Les parties ont été avisées que le prononcé de la décision aurait lieu par mise à disposition au greffe le 10 novembre 2022.
ARRÊT
Contradictoire,
Prononcé par mise à disposition au greffe le 10 novembre 2022,
Signé par M. Gilles PACAUD, Président et Mme Julie DESHAYE, greffière auquel la minute de la décision a été remise par le magistrat signataire.
***
EXPOSÉ DU LITIGE :
Selon acte sous seing privé du 29 octobre 2018, à effet au 1er novembre 2018, Mme [X] [H] a donné à bail commercial pour neuf ans à la SAS RIFF'ARTS, des locaux commerciaux constitués d'un entrepôt d'une superficie d'environ 400 m², les lots numéro 94 et 95, dans un ensemble immobilier situé [Adresse 3], pour l'exploitation d'une activité de création, production et diffusion d'activités de spectacles, de divertissements, de loisirs et d'événementiels, moyennant un loyer annuel hors charges et hors taxes de 36'000 euros payable par mois, soit mensuellement la somme de 3 000 euros, une provision annuelle sur charges de 5 044,80 euros payable la première année de location et le versement d'un dépôt de garantie d'un montant de 6 000 euros.
Par acte sous seing privé en date du 23 octobre 2018, M. [M] [O] s'est porté caution de la société, à hauteur de la somme de 41'044,88 euros pour une durée de neuf années.
À la suite de plusieurs vaines mises en demeure d'avoir à régler les loyers dus, Mme [H] a, le 29 juin 2020, fait signifier à la SAS RIFF'ARTS un commandement de payer visant la clause résolutoire du bail pour paiement de la somme en principal de 30'155,47 euros représentant le montant des loyers impayés. Ce commandement était dénoncé le 2 juillet 2020 à la caution.

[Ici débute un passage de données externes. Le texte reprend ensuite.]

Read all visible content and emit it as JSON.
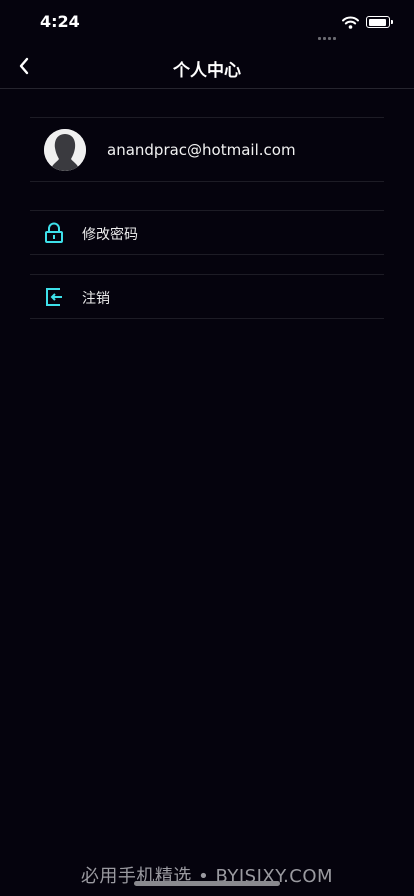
{
  "status_bar": {
    "time": "4:24",
    "icons": [
      "signal-icon",
      "wifi-icon",
      "battery-icon"
    ]
  },
  "nav": {
    "title": "个人中心",
    "back_icon": "chevron-left-icon"
  },
  "profile": {
    "avatar_icon": "avatar-silhouette",
    "email": "anandprac@hotmail.com"
  },
  "menu": {
    "items": [
      {
        "label": "修改密码",
        "icon": "lock-icon"
      },
      {
        "label": "注销",
        "icon": "logout-icon"
      }
    ]
  },
  "watermark": "必用手机精选 • BYJSJXY.COM",
  "colors": {
    "background": "#05030d",
    "accent": "#3ee0ea",
    "divider": "#1d1c25",
    "text": "#ffffff"
  }
}
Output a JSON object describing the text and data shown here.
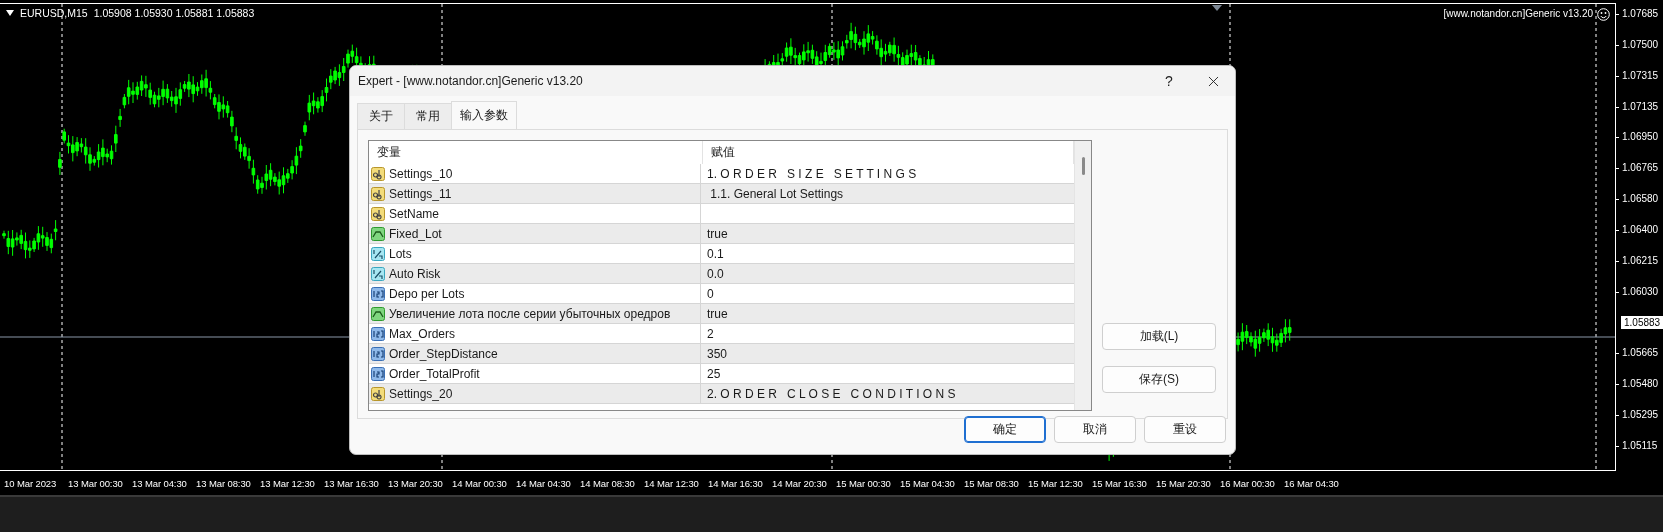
{
  "chart": {
    "header": {
      "symbol": "EURUSD,M15",
      "ohlc": "1.05908 1.05930 1.05881 1.05883"
    },
    "indicator_label": "[www.notandor.cn]Generic v13.20",
    "price_axis": {
      "upper_labels": [
        "1.07685",
        "1.07500",
        "1.07315",
        "1.07135",
        "1.06950",
        "1.06765",
        "1.06580",
        "1.06400",
        "1.06215",
        "1.06030"
      ],
      "current_price": "1.05883",
      "lower_labels": [
        "1.05665",
        "1.05480",
        "1.05295",
        "1.05115"
      ]
    },
    "time_axis": [
      "10 Mar 2023",
      "13 Mar 00:30",
      "13 Mar 04:30",
      "13 Mar 08:30",
      "13 Mar 12:30",
      "13 Mar 16:30",
      "13 Mar 20:30",
      "14 Mar 00:30",
      "14 Mar 04:30",
      "14 Mar 08:30",
      "14 Mar 12:30",
      "14 Mar 16:30",
      "14 Mar 20:30",
      "15 Mar 00:30",
      "15 Mar 04:30",
      "15 Mar 08:30",
      "15 Mar 12:30",
      "15 Mar 16:30",
      "15 Mar 20:30",
      "16 Mar 00:30",
      "16 Mar 04:30"
    ]
  },
  "dialog": {
    "title": "Expert - [www.notandor.cn]Generic v13.20",
    "help_button": "?",
    "tabs": [
      {
        "label": "关于",
        "selected": false
      },
      {
        "label": "常用",
        "selected": false
      },
      {
        "label": "输入参数",
        "selected": true
      }
    ],
    "table": {
      "columns": [
        "变量",
        "赋值"
      ],
      "rows": [
        {
          "kind": "string",
          "name": "Settings_10",
          "value": "1. O R D E R   S I Z E   S E T T I N G S"
        },
        {
          "kind": "string",
          "name": "Settings_11",
          "value": " 1.1. General Lot Settings"
        },
        {
          "kind": "string",
          "name": "SetName"
        },
        {
          "kind": "bool",
          "name": "Fixed_Lot",
          "value": "true"
        },
        {
          "kind": "double",
          "name": "Lots",
          "value": "0.1"
        },
        {
          "kind": "double",
          "name": "Auto Risk",
          "value": "0.0"
        },
        {
          "kind": "int",
          "name": "Depo per Lots",
          "value": "0"
        },
        {
          "kind": "bool",
          "name": "Увеличение лота после серии убыточных оредров",
          "value": "true"
        },
        {
          "kind": "int",
          "name": "Max_Orders",
          "value": "2"
        },
        {
          "kind": "int",
          "name": "Order_StepDistance",
          "value": "350"
        },
        {
          "kind": "int",
          "name": "Order_TotalProfit",
          "value": "25"
        },
        {
          "kind": "string",
          "name": "Settings_20",
          "value": "2. O R D E R   C L O S E   C O N D I T I O N S"
        }
      ]
    },
    "side_buttons": [
      "加载(L)",
      "保存(S)"
    ],
    "footer_buttons": [
      {
        "label": "确定",
        "default": true
      },
      {
        "label": "取消",
        "default": false
      },
      {
        "label": "重设",
        "default": false
      }
    ]
  }
}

Par acte d'huissier en date du 29 juillet 2020, la SAS RIFF'ARTS a fait assigner en référé Mme [H] aux fins de voir échelonner le paiement de la dette locative sur deux années, de suspension des effets de la clause résolutoire et de condamnation de la requise au paiement d'une somme de 22'481,63 euros au titre des travaux engagés pour la mise aux normes du local commercial.
Par exploit d'huissier en date du 25 septembre 2020, Mme [H] a fait assigner en référé la SAS RIFF'ARTS et M. [O] en qualité de caution, aux fins de voir constater la résiliation du bail, ordonner l'expulsion du preneur et en paiement de provisions.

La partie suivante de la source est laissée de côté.